Без малого шестьдесят лет минуло со времени одна за другой прокатившихся по СССР государственных антисемитских кампаний, памятное о которых разбередила во мне эта книга – изданный в Москве сборник документов “Сталин и космополитизм. 1945 – 1953”. Без малого шестьдесят! Чему же удивляться, если люди, бывшие тогда детьми или вообще еще не родившиеся, допускают сегодня в пишущемся ими о тех событиях досадные ляпы.

Не мог я не поморщиться, натолкнувшись, например, в опубликованном в московской “Новой газете” по случаю кончины Александра Борщаговского прощальном слове Олега Хлебникова, признанного в литературных кругах поэта и заместителя главного редактора этого издания, на заявленное в публикации, что книга ушедшего маститого писателя “Обвиняется кровь”— цитирую – “посвящена разгрому накануне (выделено мной – В.М.) войны Еврейского антифашистского комитета”. И далее, что ему, Хлебникову , повезло услышать в авторском чтении написанную Борщаговским пьесу “Король и Шут”— про Михоэлса и Зюскинда {выделено опять мной – В.М.}.

Бог мой, подумалось, ведь статью перед выходом ее в свет, конечно же, читало немало редакционного люда – корректоры, литературные сотрудники, дежурившие по номеру, наверняка, главный редактор.
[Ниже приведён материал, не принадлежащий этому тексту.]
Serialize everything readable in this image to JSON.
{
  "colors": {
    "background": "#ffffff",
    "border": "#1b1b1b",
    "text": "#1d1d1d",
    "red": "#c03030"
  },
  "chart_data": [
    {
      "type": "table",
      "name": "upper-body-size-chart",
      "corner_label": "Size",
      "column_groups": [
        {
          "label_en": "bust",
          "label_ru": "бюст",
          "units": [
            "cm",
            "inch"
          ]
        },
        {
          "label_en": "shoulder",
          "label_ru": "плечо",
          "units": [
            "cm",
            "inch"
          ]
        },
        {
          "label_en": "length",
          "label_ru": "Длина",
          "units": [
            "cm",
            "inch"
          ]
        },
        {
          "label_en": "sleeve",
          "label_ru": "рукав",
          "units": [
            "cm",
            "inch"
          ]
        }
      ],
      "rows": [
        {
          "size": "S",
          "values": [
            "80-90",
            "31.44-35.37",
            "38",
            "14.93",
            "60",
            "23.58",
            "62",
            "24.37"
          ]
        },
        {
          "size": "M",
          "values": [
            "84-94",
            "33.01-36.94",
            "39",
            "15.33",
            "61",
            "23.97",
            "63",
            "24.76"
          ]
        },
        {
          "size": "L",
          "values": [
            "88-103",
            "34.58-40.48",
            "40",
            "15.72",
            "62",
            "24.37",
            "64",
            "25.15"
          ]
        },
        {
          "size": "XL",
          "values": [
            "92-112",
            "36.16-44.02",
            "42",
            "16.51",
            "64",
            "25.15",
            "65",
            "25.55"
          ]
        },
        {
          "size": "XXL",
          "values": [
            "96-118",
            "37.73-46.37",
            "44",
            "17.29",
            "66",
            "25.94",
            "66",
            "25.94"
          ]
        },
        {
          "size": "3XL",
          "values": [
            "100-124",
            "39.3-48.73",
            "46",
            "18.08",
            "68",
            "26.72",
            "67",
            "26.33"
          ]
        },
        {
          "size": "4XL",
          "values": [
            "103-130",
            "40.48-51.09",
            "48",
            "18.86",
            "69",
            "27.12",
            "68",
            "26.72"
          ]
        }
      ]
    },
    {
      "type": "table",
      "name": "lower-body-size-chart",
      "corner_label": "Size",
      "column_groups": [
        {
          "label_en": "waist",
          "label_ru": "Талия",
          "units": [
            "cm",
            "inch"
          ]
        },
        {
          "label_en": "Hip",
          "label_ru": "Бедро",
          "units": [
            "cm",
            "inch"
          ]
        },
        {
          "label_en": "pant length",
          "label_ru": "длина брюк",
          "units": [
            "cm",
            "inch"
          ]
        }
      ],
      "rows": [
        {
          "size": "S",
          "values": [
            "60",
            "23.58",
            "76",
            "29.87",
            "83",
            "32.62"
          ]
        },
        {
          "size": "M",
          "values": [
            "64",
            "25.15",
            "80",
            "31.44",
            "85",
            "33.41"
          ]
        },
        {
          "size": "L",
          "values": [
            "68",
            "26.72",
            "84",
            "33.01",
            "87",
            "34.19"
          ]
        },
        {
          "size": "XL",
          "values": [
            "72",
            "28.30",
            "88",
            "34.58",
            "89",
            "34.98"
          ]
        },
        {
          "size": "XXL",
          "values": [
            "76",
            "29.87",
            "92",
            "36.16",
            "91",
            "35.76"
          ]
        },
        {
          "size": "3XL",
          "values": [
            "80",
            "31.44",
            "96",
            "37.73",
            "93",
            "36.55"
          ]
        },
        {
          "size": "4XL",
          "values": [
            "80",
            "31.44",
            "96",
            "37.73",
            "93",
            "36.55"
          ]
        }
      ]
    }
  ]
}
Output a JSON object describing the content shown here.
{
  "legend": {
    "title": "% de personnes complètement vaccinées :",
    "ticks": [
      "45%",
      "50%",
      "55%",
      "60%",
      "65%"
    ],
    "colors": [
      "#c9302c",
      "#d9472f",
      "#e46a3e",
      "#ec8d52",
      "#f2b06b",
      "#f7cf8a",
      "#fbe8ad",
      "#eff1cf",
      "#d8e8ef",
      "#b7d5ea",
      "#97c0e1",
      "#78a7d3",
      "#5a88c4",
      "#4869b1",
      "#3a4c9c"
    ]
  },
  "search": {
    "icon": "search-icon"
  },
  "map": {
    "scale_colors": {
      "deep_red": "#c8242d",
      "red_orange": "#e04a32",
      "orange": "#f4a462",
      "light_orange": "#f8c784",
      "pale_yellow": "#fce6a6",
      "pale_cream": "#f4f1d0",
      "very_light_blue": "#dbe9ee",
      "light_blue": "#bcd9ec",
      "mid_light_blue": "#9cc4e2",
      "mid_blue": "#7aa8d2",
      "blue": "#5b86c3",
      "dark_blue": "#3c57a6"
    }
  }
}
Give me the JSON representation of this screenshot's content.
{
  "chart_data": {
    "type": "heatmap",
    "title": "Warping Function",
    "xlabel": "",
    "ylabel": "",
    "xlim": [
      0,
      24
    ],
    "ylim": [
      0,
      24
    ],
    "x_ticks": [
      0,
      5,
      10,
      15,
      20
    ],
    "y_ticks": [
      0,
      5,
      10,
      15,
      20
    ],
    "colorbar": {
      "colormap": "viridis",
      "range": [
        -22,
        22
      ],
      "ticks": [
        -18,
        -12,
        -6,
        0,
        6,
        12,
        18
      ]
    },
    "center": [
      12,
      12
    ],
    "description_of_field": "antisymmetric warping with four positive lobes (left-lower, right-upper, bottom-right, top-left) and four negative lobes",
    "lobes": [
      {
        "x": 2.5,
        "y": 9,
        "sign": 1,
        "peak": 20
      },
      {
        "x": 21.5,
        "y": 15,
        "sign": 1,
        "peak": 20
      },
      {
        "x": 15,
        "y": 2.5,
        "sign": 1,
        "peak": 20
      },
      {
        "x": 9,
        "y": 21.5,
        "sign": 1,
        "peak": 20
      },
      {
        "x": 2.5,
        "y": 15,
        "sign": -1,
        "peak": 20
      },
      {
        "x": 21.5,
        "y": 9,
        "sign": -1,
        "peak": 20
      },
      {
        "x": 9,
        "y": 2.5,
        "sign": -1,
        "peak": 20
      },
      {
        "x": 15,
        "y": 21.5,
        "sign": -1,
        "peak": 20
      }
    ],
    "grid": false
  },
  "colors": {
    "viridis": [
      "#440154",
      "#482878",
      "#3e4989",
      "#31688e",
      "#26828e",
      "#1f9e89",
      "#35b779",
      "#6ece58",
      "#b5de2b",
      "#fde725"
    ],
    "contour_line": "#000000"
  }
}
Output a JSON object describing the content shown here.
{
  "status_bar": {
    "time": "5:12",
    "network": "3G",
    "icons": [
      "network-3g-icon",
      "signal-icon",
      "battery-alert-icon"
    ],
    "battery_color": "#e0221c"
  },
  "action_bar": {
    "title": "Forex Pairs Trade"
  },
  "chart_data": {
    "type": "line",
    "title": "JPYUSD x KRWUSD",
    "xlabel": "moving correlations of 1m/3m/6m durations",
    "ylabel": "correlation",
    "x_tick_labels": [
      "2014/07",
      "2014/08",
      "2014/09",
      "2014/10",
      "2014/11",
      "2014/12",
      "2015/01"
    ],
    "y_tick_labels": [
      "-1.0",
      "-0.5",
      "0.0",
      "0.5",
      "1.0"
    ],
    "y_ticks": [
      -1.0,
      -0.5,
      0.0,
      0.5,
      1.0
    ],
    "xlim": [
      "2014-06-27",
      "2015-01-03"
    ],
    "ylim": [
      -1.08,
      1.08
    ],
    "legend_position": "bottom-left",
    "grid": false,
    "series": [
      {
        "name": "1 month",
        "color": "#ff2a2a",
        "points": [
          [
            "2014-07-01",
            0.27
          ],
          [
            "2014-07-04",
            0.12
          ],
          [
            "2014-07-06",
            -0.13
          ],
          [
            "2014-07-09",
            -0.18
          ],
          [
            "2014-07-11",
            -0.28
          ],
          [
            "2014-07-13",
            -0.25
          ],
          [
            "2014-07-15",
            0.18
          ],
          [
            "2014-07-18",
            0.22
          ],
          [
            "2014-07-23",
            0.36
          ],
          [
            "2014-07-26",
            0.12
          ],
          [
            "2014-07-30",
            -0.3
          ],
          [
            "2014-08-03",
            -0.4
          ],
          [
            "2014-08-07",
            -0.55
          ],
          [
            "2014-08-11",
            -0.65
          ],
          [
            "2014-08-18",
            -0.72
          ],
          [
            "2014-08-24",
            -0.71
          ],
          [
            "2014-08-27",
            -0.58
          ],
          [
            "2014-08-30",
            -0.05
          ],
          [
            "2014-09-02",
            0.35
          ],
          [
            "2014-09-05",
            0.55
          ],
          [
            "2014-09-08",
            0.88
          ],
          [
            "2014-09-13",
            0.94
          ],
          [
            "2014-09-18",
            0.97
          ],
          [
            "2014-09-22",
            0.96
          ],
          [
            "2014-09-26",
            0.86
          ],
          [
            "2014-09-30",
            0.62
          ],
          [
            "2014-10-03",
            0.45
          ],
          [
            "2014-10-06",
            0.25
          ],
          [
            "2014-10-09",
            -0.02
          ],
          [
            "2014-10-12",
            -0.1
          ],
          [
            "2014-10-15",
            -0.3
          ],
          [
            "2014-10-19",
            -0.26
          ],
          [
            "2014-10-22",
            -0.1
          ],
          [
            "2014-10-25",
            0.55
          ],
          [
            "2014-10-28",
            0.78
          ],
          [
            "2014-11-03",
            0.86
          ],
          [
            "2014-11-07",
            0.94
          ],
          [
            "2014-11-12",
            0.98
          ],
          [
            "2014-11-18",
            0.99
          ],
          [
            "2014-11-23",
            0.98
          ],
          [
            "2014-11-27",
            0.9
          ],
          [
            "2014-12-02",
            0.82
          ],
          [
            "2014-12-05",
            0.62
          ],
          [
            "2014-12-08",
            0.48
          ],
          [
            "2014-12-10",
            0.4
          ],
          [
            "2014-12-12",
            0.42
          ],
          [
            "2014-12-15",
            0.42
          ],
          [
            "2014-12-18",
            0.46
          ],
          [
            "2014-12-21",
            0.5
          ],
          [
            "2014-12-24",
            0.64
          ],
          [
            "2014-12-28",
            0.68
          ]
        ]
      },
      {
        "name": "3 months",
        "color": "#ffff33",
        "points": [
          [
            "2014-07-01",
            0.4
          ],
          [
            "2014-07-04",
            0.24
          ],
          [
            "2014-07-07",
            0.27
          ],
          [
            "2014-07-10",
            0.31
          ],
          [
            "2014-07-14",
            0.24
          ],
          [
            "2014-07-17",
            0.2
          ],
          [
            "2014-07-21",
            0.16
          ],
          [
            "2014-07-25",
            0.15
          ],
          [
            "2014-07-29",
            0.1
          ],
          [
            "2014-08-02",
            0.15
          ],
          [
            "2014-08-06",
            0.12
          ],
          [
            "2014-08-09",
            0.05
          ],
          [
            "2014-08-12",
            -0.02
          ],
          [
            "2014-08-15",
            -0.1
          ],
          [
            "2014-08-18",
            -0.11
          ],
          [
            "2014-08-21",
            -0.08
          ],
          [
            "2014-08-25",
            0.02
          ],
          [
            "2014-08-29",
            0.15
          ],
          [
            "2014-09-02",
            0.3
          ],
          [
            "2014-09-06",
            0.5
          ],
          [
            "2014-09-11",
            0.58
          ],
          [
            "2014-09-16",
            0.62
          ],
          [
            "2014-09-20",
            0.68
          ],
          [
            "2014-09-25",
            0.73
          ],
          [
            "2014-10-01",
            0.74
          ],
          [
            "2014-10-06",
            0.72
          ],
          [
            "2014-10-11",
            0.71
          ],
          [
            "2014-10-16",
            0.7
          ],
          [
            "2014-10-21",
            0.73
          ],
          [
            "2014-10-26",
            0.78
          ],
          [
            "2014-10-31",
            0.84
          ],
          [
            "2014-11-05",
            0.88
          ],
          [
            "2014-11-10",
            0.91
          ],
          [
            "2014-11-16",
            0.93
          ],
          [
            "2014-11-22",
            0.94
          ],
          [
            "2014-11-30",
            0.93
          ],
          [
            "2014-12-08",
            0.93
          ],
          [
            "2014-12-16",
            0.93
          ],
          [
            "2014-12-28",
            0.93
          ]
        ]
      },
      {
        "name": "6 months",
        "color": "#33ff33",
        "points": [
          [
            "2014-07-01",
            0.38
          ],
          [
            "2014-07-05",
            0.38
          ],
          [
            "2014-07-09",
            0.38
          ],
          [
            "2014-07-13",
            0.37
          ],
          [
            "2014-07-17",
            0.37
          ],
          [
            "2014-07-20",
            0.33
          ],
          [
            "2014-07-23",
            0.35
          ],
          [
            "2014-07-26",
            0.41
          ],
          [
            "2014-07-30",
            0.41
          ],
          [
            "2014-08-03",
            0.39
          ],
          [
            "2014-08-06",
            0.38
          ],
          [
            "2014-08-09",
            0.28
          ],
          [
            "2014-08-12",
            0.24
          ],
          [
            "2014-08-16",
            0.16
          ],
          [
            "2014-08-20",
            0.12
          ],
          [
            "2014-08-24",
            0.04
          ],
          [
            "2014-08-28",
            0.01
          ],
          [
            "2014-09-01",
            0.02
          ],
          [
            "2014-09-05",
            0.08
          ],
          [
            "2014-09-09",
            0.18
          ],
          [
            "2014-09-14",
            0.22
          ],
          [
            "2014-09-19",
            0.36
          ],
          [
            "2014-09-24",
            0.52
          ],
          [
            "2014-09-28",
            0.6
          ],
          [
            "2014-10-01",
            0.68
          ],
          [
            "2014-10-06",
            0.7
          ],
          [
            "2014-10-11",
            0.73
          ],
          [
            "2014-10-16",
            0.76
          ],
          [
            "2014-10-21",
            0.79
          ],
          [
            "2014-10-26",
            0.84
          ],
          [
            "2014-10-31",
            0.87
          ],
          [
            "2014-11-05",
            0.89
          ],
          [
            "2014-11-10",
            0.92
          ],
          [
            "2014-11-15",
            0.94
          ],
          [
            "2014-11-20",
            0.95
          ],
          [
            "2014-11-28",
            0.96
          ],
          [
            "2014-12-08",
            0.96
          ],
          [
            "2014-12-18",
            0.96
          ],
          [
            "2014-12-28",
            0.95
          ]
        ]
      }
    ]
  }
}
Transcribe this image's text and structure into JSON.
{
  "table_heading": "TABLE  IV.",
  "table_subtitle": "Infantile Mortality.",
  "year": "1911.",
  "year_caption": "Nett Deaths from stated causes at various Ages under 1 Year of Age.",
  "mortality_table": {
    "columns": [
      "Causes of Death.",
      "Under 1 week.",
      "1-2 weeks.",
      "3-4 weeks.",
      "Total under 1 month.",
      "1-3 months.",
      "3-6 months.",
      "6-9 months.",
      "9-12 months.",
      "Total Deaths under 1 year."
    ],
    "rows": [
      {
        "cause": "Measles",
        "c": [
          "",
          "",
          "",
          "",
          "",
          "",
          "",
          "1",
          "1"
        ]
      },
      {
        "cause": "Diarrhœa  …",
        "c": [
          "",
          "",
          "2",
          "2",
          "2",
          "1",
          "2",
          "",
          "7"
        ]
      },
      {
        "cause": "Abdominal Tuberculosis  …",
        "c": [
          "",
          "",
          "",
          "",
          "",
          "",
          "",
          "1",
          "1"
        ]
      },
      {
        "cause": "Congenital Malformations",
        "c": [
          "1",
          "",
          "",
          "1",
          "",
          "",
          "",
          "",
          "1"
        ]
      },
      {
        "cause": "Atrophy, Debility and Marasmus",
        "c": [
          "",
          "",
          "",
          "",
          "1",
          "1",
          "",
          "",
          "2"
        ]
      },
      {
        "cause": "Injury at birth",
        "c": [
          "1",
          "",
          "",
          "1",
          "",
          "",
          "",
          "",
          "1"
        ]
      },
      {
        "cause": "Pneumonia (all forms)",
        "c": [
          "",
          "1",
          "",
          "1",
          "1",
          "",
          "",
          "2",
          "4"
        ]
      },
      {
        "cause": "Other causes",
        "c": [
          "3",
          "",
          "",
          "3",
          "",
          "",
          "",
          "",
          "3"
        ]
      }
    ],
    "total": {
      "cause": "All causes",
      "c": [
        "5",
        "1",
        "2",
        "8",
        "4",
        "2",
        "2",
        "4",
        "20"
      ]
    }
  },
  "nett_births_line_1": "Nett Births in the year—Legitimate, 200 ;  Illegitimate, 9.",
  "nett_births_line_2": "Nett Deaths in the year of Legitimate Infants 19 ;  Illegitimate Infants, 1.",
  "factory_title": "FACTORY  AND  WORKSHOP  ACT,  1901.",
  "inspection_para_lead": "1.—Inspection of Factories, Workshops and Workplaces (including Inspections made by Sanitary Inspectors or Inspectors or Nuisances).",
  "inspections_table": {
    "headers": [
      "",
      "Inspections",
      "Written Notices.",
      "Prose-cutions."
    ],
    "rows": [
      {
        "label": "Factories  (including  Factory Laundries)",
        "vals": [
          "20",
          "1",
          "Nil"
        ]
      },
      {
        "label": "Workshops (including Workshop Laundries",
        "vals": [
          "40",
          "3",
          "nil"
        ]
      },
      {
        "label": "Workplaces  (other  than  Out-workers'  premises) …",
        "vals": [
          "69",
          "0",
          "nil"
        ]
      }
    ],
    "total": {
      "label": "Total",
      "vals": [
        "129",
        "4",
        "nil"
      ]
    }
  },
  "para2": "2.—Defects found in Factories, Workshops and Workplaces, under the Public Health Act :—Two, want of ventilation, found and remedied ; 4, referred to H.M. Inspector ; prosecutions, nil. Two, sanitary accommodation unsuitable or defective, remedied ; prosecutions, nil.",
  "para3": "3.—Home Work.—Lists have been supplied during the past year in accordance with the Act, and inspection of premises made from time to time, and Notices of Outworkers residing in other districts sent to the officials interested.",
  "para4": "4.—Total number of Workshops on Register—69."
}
И ни у кого у работающих в претендующей на внимание высоколобого читателя газете из памяти не выплыло, что Еврейский антифашистский комитет подвергся разгрому не перед, а после Отечественной войны, что он и создан был властью в войну из диктовавшихся тяжестью войны прагматических соображений. Никто не сказал автору, что Шута в знаменитом спектакле, где королем Лиром был Михоэлс, играл не некий Зюскинд, а ближайший соратник Михоэлса в руководимом им театре, замечательный актер Вениамин Зускин.

Опять-таки как было не подосадовать, читая в газете “Авив” в статье Якова Басина, годы и годы исследующего обстоятельства убийства великого Михоэлса, будто сексот ведомства госбезопасности, театральный критик Голубов, сопровождавший Соломона Михайловича в том трагически закончившемся приезде в Минск и вместе с ним, дабы тайна была сохранена, убитый, родился здесь в Минске и здесь же закончил институт инженеров железнодорожного транспорта. Да никогда в Минске такого вуза не было! В железнодорожном институте Голубов учился в Ленинграде. И родился он не в Минске, а в Витебске.

Или еще пример. В изданной в Минске книге “Евреи. По страницам истории”, составленной С.Асиновским и Э.Иоффе, натыкаюсь на упорное именование того же Голубова Голубевым, на искажение фамилий деятелей еврейской культуры Белоруссии: Вольпина названа Вольниной, Треппель – Тренелем, Березкин – Березиным.

Впрочем, недостаточная в этом отношении ответственность встречается и в пишущемся о тех гнусных кампаниях авторами постарше, видевшими их разгул собственными глазами. Приятель мой еще с далекой студенческой поры, ныне живущий в Латвии писатель Леонид Коваль в связи со своим 80-летием напечатал в чтимой мною “Мишпохе” мемуарные записки, где повествует и о будоражившим Белорусский университет на пике так называемой “борьбы с космополитизмом “. Рассказывает, в частности, о третировании и последовавшем изгнании из университета глубоко уважавшегося студентами преподавателя, крупного фольклориста и знатока древней русской литературы Льва Григорьевича Барага. Только называет Барага Бараком – дал доценту, чьи лекции слушал, фамилию израильского генерала и политического деятеля. А добрейшего Марка Соломоновича Зерницкого переиначил в Макса Соломоновича и повысил в должности, назвав деканом факультета, хотя был тот лишь заведующим отделением журналистики, входившем тогда в состав филологического факультета.

Даже сам Александр Михайлович Борщаговский, один из главных обвиняемых в ходе распинания отнесенных к космополитической нечисти, в своей пронзительной книге “Записки баловня судьбы» - о пережитом и помнившемся в связи с тем распинанием - местами недостоверен. Я понял: это из названной книги взято было Басиным ошибочное про Голубова. На ложной посылке, что тот родился и постигал железнодорожную инженерию в Минске, основано здесь логическое построение, почему именно Голубову определено было по злодейскому замыслу сопровождать сюда Михоэлса. О мастерах театра имени Янки Купалы Броварской и Рахленко говорится, что были те артистами еврейского театра. Доверчиво приводится сообщенное автору книги знакомой актрисой, будто – цитирую – «в шесть утра по коридору гостиницы бегал Рахленко и кричал: “Соломона Михайловича убили!”». Я имел честь быть неплохо знакомым с Леонидом Григорьевичем Рахленко, знал его натуру и заверяю: подобного в действительности происходить не могло.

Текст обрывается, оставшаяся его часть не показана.